This textbook aims to be an approachable introduction to the world of data science. In this book, we define data science as the process of generating insight from data through reproducible and auditable processes. If you analyze some data and give your analysis to a friend or colleague, they should be able to re-run the analysis from start to finish and get the same result you did (reproducibility). They should also be able to see and understand all the steps in the analysis, as well as the history of how the analysis developed (auditability). Creating reproducible and auditable analyses allows both you and others to easily double-check and validate your work.
At a high level, in this book, you will learn how to
- identify common problems in data science, and
- solve those problems with reproducible and auditable workflows.
Figure 0.1 summarizes what you will learn in each chapter of this book. Throughout, you will learn how to use the R programming language (R Core Team 2021) to perform all the tasks associated with data analysis. You will spend the first four chapters learning how to use R to load, clean, wrangle (i.e., restructure the data into a usable format) and visualize data while answering descriptive and exploratory data analysis questions. In the next six chapters, you will learn how to answer predictive, exploratory, and inferential data analysis questions with common methods in data science, including classification, regression, clustering, and estimation. In the final chapters (11–13), you will learn how to combine R code, formatted text, and images in a single coherent document with Jupyter, use version control for collaboration, and install and configure the software needed for data science on your own computer. If you are reading this book as part of a course that you are taking, the instructor may have set up all of these tools already for you; in this case, you can continue on through the book reading the chapters in order. But if you are reading this independently, you may want to jump to these last three chapters early before going on to make sure your computer is set up in such a way that you can try out the example code that we include throughout the book.

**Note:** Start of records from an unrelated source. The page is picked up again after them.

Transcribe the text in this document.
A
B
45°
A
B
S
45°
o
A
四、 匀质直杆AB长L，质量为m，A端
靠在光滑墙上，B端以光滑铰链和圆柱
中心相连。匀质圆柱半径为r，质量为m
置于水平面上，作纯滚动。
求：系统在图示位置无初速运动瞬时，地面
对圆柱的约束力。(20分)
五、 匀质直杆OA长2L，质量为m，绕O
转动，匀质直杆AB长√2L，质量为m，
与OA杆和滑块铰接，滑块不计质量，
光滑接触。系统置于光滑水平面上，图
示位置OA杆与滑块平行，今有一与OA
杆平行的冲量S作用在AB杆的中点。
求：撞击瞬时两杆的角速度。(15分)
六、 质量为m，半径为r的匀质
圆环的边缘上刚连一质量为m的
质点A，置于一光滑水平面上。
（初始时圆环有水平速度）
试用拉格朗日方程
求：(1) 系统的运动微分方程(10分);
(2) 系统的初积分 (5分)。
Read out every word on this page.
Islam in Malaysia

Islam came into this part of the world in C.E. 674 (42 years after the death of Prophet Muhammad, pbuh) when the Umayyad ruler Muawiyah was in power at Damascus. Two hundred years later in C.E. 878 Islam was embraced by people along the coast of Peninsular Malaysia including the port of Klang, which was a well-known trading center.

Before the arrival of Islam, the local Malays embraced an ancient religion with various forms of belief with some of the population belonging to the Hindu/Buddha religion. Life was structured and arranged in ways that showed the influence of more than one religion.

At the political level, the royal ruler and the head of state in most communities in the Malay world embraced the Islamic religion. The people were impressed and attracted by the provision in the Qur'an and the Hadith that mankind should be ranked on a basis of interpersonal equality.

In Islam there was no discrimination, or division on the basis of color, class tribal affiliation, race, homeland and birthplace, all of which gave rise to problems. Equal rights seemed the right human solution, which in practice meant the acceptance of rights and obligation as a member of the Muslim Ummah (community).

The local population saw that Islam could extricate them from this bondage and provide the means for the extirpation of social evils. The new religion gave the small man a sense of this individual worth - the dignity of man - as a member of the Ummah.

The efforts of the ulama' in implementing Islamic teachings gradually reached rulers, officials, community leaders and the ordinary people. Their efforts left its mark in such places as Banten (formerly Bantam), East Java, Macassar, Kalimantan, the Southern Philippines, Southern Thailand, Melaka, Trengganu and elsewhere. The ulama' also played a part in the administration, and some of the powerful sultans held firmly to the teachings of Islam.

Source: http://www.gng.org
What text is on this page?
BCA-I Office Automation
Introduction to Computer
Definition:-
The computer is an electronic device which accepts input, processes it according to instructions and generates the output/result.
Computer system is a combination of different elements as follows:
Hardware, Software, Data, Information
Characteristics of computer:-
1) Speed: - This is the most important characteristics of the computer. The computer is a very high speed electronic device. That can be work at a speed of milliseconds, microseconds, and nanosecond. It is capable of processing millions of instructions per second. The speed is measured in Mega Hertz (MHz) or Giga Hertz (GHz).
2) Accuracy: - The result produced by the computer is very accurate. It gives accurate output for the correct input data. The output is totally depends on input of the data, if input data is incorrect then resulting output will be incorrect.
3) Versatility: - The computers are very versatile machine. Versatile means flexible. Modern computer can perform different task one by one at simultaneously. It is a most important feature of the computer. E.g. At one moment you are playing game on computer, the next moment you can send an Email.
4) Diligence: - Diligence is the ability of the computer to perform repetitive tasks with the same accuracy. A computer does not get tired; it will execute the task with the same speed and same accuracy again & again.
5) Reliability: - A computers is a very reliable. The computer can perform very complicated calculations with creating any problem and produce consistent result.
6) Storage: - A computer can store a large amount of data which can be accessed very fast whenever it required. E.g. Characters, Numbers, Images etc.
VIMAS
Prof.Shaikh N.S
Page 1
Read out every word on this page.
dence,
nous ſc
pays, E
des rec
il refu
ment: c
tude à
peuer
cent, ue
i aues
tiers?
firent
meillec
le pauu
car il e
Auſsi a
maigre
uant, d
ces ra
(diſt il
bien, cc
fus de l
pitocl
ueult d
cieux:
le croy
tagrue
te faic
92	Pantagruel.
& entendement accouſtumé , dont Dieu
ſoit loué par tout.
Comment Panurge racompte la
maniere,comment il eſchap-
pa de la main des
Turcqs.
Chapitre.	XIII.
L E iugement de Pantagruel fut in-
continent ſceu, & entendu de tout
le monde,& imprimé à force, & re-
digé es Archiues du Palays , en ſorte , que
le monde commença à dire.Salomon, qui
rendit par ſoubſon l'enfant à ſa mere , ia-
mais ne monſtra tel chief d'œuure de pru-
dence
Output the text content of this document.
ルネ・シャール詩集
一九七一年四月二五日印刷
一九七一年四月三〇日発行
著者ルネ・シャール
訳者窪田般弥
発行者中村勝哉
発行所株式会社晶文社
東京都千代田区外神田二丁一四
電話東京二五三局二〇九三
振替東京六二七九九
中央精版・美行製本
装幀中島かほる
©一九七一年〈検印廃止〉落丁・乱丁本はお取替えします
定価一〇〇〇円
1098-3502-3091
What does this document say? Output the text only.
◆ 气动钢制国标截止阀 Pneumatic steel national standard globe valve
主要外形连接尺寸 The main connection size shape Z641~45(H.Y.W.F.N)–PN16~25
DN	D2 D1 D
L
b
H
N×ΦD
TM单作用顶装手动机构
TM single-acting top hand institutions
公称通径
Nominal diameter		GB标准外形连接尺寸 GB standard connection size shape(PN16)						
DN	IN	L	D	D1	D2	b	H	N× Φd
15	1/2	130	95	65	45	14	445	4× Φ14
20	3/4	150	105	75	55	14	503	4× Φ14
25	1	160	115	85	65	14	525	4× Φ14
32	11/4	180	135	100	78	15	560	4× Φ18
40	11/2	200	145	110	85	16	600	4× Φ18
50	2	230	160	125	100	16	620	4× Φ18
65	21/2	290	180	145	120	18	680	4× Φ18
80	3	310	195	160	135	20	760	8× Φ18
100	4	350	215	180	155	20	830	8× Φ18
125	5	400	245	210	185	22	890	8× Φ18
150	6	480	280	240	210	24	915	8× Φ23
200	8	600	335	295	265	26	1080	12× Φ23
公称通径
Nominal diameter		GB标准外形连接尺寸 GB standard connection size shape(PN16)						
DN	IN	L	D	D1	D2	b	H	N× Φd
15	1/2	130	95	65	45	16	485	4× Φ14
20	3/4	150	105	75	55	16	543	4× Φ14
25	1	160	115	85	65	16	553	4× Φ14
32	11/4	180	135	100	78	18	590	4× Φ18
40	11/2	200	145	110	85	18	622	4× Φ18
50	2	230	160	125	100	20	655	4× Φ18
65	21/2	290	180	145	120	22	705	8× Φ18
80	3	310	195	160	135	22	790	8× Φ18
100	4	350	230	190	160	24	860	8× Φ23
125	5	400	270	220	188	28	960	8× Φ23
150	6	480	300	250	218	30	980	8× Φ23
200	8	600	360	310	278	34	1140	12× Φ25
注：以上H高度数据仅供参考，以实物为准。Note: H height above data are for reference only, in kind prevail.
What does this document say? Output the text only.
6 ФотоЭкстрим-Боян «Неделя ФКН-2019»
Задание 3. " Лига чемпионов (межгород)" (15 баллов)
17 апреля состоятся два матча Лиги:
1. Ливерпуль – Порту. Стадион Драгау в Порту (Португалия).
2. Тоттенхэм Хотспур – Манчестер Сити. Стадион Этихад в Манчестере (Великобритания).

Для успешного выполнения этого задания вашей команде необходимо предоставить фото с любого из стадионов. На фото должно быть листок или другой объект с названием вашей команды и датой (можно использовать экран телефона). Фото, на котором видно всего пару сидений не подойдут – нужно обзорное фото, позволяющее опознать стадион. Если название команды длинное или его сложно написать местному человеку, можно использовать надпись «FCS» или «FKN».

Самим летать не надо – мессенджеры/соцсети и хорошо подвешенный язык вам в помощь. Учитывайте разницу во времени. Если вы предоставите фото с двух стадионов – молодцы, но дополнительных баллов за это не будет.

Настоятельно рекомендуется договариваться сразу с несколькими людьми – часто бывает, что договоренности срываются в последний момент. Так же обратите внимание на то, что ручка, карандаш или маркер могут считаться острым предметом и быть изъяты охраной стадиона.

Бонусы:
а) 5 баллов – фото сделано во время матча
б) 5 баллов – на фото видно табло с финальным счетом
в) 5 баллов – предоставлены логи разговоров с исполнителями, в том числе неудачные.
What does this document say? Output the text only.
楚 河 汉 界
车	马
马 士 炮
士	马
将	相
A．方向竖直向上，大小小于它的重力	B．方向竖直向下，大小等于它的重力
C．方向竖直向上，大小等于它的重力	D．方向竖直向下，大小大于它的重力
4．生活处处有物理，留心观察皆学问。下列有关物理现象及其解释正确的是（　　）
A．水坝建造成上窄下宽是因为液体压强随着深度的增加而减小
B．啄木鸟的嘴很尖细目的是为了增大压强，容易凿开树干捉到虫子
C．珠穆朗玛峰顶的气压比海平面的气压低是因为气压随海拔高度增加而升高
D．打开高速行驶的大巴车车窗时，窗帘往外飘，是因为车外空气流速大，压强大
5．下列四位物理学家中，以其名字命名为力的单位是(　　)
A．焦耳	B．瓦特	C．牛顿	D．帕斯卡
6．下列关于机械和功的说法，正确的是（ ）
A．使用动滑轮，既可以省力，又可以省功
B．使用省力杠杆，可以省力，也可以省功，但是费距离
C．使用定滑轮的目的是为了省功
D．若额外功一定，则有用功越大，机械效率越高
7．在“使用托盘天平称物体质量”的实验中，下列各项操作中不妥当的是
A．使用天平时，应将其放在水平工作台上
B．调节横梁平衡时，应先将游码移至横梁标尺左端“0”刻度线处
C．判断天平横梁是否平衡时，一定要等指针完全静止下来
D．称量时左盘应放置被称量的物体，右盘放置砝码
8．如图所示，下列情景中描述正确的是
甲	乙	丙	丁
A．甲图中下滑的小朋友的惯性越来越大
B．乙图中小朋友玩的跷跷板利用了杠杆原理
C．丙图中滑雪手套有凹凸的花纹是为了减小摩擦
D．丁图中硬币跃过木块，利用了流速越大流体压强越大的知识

Each chapter in the book has an accompanying worksheet that provides exercises to help you practice the concepts you will learn. We strongly recommend that you work through the worksheet when you finish reading each chapter before moving on to the next chapter. All of the worksheets are available at https://github.com/UBC-DSCI/data-science-a-first-intro-worksheets#readme; the “Exercises” section at the end of each chapter points you to the right worksheet for that chapter. For each worksheet, you can either launch an interactive version of the worksheet in your browser by clicking the “launch binder” button, or preview a non-interactive version of the worksheet by clicking “view worksheet.” If you instead decide to download the worksheet and run it on your own machine, make sure to follow the instructions for computer setup found in Chapter 13. This will ensure that the automated feedback and guidance that the worksheets provide will function as intended.